Dev’esserci il trucco e anche l’inganno in questa dimensione onirica, dove tutto sa d’incenso (e forse pure oro e mirra): più tredici, ma cosa volete che siano?, e quel ch’è scritto nelle classifiche, il capocannoniere, un attacco da mille e una notte, e una difesa da mezzogiorno di fu o co. «Se continuiamo a fare discorsi trionfalistici, le partite possono trasformarsi in trappole». Il calcio è un’arte complessa, prevede sottili percors i psicologici che si fondono con la tecnica e con la tattica, e stando seduto su un tappeto di chiodi, perché stavolta la vita può cambiare, Luciano Spalletti esce dal cono di luce abbagliante, si sistema nella sua umanissima prudenza e scaccia via qualsiasi tentazione celebrativa, che di solito non gli appartiene e che stavolta va persino soffocata intorno a sé: «Per fare la Storia, serve altro». È stato tutto così facile questo semestre azzurro, che le vigilie rischiano di trasformarsi in happy hour con i quali avvicinarsi a quello scudetto che a Napoli viene cucito (virtualmente) sul petto un giorno sì e l’altro pure, ma ci sono diciotto partite («e tre per 18 fa 54…»), arriverà la Champions tra un po’ che si trasformerà in pensiero dolcemente ossessivo e ci sono precedenti in un passato più o meo remoto che spingono Spalletti a sfruttare la cautela che non gli riesce di utilizzare in campo, dove tutto sa di spudorata allegria, d’un calcio gioioso che rapisce. «Lo Spezia cerca i punti-salvezza che merita club e città meritano: sono stato lì e so quanto tempo dedicano al calcio. Per noi non cambia nulla, vogliamo la vittoria che sarebbe importantissima, perché io continuo a vivere alla giornata. Ci mancherà la nostra gente, avessimo avuto la nostra curva ci saremmo sentiti più forti».
PROFILO BASSO
Ne sono successe di cose da agosto in poi, ma non è ancora arrivato il momento di confessare come, quando e perché Spalletti ha avuto la sensazione di essere riuscito a realizzare il proprio capolavoro, quell’impasto magico ch’è il Napoli e che ha demolito pure i luoghi comuni su un gennaio da brividi. «Così veniva detto difficile , ma noi ci siamo allenati bene, ci siamo dedicati ai particolari e la risposta dei calciatori è arrivata».

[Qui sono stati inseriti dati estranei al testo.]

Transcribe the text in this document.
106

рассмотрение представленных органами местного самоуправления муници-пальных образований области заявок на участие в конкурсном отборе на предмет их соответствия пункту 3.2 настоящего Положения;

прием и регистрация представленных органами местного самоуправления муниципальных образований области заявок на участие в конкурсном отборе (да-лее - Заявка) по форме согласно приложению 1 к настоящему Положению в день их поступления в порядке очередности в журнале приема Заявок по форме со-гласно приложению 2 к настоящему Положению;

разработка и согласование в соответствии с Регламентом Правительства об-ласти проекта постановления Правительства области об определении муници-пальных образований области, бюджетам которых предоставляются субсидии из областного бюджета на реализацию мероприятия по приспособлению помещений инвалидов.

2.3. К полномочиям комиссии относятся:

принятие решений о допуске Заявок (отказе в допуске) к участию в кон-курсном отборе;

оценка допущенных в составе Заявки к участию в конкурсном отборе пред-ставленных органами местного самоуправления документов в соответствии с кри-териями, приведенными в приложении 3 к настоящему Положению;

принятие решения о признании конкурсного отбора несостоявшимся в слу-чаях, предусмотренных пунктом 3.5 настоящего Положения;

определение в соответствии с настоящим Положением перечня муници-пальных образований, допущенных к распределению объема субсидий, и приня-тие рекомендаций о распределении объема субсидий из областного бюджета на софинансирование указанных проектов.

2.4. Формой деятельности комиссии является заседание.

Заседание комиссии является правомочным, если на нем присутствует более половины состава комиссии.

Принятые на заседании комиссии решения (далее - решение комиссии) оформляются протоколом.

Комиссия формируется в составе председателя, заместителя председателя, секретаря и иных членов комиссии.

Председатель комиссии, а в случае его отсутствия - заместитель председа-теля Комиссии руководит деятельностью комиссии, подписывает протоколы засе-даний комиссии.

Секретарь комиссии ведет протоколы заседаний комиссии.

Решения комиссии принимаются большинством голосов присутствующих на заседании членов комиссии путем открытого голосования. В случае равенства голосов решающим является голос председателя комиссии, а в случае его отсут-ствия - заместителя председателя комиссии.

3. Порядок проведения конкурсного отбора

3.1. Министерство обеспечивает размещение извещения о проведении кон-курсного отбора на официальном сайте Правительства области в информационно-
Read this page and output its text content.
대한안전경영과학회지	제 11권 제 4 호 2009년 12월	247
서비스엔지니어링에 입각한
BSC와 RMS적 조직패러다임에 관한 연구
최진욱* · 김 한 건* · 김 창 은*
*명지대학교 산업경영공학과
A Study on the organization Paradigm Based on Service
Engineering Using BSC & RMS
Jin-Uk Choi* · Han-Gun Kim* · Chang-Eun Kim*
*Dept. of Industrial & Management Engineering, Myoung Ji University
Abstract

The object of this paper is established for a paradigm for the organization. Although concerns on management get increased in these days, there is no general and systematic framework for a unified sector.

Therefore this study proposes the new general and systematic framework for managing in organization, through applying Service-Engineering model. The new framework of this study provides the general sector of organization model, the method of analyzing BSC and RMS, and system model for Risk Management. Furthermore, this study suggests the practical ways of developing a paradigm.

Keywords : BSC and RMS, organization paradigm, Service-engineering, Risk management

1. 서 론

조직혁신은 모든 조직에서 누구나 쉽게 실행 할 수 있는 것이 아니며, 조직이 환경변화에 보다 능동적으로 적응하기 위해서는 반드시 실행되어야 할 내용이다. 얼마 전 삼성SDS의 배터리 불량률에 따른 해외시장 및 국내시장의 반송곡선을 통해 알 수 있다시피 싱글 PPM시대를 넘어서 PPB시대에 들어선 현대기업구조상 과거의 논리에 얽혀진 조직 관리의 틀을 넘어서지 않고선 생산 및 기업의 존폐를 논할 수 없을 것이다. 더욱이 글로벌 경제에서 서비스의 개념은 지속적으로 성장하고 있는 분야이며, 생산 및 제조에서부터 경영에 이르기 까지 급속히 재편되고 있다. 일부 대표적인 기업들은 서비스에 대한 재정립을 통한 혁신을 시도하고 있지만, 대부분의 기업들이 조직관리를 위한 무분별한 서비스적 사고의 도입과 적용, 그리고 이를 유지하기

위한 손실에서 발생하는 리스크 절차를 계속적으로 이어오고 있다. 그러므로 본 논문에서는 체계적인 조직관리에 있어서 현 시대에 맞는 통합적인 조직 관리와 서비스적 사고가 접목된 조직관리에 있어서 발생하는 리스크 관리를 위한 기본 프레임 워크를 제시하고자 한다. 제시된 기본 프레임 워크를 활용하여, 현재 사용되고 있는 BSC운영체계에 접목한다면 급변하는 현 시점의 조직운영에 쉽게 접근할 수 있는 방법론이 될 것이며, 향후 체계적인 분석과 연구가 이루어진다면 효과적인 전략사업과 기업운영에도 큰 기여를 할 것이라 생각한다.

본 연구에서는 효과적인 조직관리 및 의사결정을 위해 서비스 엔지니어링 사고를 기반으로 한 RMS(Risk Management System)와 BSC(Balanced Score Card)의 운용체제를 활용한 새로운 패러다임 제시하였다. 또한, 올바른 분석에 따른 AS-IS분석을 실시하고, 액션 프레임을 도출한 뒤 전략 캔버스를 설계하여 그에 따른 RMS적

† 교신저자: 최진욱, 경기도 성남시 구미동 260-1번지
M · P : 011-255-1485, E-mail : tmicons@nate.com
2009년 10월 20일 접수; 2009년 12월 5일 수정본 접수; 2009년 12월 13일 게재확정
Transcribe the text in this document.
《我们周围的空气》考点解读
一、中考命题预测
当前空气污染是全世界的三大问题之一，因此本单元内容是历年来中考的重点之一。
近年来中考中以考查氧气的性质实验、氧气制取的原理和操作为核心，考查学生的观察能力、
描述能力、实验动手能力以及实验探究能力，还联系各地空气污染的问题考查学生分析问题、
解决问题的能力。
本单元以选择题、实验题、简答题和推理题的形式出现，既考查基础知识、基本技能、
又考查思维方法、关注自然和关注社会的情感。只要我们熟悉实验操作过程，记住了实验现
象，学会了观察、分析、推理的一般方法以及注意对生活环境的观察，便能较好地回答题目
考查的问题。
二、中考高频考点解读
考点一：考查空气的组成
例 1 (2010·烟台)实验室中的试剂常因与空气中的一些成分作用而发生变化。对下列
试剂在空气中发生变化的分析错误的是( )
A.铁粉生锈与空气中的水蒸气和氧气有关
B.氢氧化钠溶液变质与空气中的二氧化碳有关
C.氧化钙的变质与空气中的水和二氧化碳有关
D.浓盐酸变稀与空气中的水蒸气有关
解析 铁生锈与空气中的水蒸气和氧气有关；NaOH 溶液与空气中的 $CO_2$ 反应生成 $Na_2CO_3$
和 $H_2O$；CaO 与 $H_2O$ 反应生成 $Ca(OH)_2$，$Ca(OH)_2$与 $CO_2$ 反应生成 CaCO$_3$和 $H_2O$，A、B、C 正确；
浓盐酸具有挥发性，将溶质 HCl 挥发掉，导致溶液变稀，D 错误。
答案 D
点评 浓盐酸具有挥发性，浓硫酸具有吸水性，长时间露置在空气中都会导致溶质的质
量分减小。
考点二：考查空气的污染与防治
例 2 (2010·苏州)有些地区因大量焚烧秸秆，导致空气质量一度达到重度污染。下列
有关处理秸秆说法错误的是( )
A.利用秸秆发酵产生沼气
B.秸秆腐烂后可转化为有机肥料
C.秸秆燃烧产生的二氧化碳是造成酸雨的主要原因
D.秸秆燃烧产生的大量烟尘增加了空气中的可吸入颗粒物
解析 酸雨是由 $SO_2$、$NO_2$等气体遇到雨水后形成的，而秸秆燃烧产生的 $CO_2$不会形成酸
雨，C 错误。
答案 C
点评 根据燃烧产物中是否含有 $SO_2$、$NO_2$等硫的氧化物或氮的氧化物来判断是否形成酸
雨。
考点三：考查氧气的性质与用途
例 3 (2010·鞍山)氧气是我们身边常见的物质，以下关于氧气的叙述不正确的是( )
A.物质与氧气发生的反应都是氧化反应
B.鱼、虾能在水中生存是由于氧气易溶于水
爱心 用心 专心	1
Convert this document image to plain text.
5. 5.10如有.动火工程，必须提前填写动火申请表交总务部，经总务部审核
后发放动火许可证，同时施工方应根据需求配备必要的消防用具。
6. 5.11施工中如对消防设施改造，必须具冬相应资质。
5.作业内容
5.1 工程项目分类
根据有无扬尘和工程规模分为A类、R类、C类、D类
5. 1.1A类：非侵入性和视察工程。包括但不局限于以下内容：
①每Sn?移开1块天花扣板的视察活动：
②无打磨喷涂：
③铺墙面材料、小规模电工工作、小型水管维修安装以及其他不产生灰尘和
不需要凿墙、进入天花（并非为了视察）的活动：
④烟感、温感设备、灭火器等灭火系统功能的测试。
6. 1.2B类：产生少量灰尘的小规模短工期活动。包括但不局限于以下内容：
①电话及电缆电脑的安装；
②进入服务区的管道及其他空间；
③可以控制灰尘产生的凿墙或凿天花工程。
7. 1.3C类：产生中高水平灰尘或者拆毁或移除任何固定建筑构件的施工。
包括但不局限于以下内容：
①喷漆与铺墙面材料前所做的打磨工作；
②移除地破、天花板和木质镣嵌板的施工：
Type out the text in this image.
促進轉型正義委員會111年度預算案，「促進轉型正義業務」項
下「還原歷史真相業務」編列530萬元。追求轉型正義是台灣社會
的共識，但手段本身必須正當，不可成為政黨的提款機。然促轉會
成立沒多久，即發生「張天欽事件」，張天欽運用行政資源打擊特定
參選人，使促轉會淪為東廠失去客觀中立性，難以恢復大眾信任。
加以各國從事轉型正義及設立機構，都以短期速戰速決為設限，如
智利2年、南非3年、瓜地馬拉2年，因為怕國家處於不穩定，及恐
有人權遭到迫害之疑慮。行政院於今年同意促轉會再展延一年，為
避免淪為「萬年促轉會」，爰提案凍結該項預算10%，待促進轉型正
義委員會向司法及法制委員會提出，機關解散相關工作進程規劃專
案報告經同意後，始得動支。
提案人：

Ma si è appena un po’ oltre la metà dell’opera e Spalletti sgretola – una ad una – le visioni favolistiche del suo Napoli, si rifugia in un profilo basso che fa da scudo per procedere poi incontro al destino: «Una delle sei squadre che inseguono potrebbe realizzare quello che abbiamo fatto noi finora. Ci sono rivali forti che sono in grandissima salute. Ci vuole la consapevolezza che soltanto i fatti e i risultati saranno capaci di scrivere la storia. Affrontiamo un avversario che sa palleggiare, sa come mettere in difficoltà le grandi e lo ha dimostrato in questa stagione. C’è ancora tanta strada da fare, le cose eventualmente accadranno al momento giusto».
E per provare a pensare che nulla sia ancora cambiato nel proprio vissuto, da La Spezia partirà come sa: Osimhen più altri dieci. «Un titolare ve lo do : è lui». Poi, sarà un calcio che vorrà disegnare un sogno, però standosene fuori – lontani, distanti – dall’appagamento: sarà uno stadio stretto, una sfida uomo contro uomo in qualsiasi zona del campo, e sembra il blablabla d’una vigilia finta , mentre invece è chiaro che Spalletti ha una missione, nel suo piccolo: convincere il Napoli a non indietreggiare un attimo, perché il bello deve ancora venire.